3. The method according to claim 1 or 2, characterized in that, The binary orchestration stage employs customized compilation and linking technology to generate self-contained and position-independent shared blocks.

4. The method according to claim 1, characterized in that, BMS implements the compact aggregation strategy by merging similar segments: only read-only segments are placed into the shared block and page-aligned, while writable segments, although aggregated, remain in the private memory area of ​​each Unikernel.

5. The method according to claim 1 or 4, characterized in that, The shared block cache pool manages shared blocks, which are divided into a basic area and a normal area to balance performance and memory efficiency. The direct mapping mechanism uses the Hypervisor's internal shared block registry to track cache status and maps shared block copies directly to the instance address space through extended page tables, achieving zero-copy transparent sharing with no runtime latency.

6. The method according to claim 5, characterized in that, The base block contains critical, high-frequency libraries that are preloaded into the base area during BMS boot to reduce startup latency for most Unikernels. Ordinary blocks consist of infrequently used and application-specific libraries, which are loaded into the ordinary area as needed; The first Unikernel instance to request the block triggers its loading from storage for subsequent reuse, and is managed by an LRU policy to optimize memory usage.

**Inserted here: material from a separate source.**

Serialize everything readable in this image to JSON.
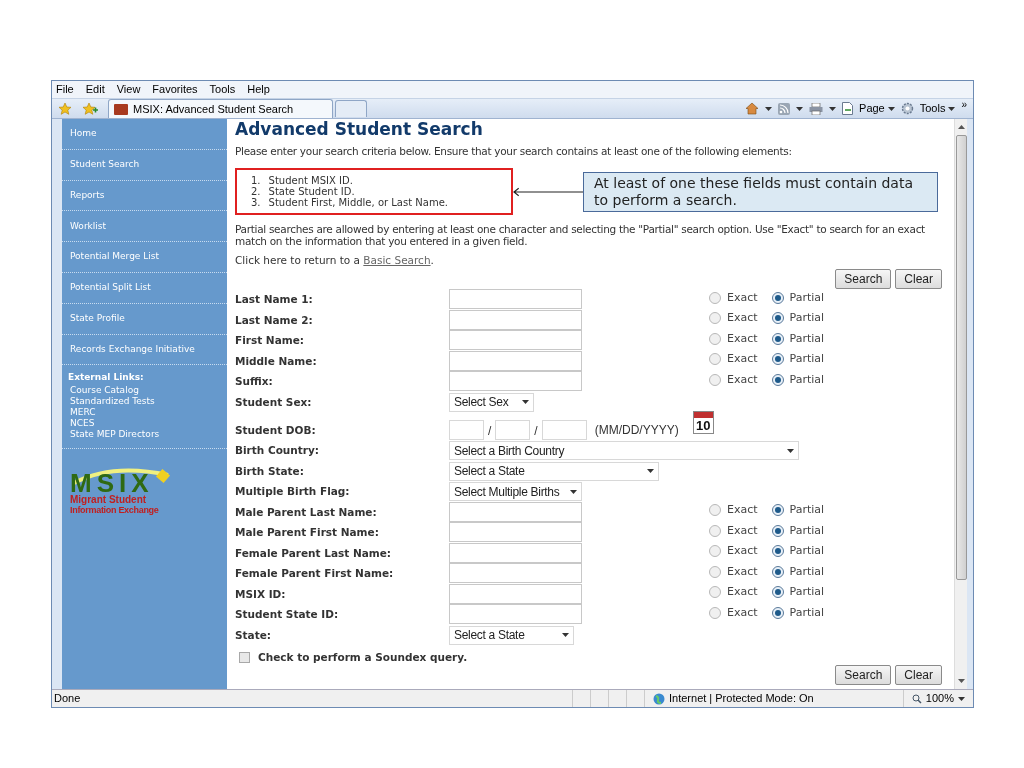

7. The method according to claim 5, characterized in that, The direct mapping mechanism utilizes the Hypervisor's internal shared block registry to track cache state, including the following steps: When Unikernel starts, the loader determines the required set of shared block IDs by parsing metadata; Request the mapped shared block ID from the Hypervisor via an ioctl call; The hypervisor performs cache lookups in the registry.

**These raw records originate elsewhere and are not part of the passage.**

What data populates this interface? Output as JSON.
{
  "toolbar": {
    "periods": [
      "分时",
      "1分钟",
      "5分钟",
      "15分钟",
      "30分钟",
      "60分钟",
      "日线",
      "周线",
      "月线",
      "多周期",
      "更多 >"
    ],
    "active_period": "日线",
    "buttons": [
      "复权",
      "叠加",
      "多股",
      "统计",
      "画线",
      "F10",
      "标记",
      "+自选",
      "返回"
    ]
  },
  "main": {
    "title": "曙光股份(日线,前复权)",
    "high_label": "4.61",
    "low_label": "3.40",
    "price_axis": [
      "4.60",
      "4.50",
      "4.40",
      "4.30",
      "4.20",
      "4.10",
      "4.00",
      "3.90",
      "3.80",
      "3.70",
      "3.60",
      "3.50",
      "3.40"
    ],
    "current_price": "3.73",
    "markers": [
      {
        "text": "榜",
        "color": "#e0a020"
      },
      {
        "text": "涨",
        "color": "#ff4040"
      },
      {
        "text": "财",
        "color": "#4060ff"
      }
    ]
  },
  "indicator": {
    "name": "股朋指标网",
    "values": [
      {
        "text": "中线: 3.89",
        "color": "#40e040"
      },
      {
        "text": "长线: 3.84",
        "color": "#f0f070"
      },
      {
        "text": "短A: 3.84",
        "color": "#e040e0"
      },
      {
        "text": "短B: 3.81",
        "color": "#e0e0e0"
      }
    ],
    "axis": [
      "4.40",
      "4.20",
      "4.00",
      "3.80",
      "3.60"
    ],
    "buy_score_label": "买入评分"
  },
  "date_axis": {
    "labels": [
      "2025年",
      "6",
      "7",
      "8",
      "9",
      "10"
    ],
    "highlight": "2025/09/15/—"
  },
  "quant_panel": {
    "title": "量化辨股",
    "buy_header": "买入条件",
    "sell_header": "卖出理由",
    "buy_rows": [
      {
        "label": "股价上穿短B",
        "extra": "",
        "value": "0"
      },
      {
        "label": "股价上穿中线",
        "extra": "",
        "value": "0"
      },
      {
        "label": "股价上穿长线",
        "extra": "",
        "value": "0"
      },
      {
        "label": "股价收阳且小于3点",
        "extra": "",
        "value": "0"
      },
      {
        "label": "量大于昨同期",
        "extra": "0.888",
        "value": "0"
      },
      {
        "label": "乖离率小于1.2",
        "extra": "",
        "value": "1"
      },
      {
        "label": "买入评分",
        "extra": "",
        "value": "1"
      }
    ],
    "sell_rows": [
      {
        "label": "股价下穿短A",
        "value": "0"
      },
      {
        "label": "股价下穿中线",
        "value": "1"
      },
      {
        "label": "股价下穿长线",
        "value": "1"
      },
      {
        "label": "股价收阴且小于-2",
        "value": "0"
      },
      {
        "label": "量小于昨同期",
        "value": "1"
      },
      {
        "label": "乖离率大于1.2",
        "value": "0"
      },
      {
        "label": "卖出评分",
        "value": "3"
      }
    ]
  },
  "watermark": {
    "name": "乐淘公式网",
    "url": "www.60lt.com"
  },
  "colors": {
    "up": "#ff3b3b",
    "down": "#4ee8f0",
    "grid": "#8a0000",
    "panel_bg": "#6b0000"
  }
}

8. The method according to claim 6, characterized in that, When the basic block cache is hit, the Hypervisor maps the physical frame to the new Unikernel address space by expanding the page table; When a regular block is not cached and a hit occurs, the Hypervisor loads the block from storage, updates the registry, and performs EPT mapping. Once all necessary blocks are mapped, the loader fills the private GOT, and the Unikernel continues the boot process.

9. A Unikernel memory deduplication system based on block sharing, characterized in that, include: The query and feedback module is used by BMS to maintain a global dependency graph through a knowledge base. When building Unikernel X, it executes query and feedback logic, maps the library set required by Unikernel to the global dependency graph through differential analysis, analyzes the cohesion of the library set to determine the boundary of shared blocks, and feeds back the new dependency pattern to the knowledge base to realize incremental updates of the dependency graph. The binary orchestration module, after determining the boundaries of the shared block, uses a compact aggregation strategy to merge read-only code segments and read-only data segments, converts them into position-independent code using the address-independent code characteristics of the PIC compiler, and marks them as shared regions; at the same time, a private global offset table is introduced, which allows shared code to access fixed offsets, while the private global offset table is located in the private data segment, thereby decoupling shared code from Unikernel memory layout; The image encapsulation module is used to build a toolchain that links the application's private code with the private data segment to generate a Unikernel image; The module is shared during loading, and zero-latency memory sharing is achieved through a Hypervisor-level shared block cache pool and direct mapping mechanism, optimizing startup performance and memory usage.

10. A computer device comprising a memory and a processor, wherein the memory stores a computer program, characterized in that, When the processor executes the computer program, it implements the steps of the method according to any one of claims 1 to 8.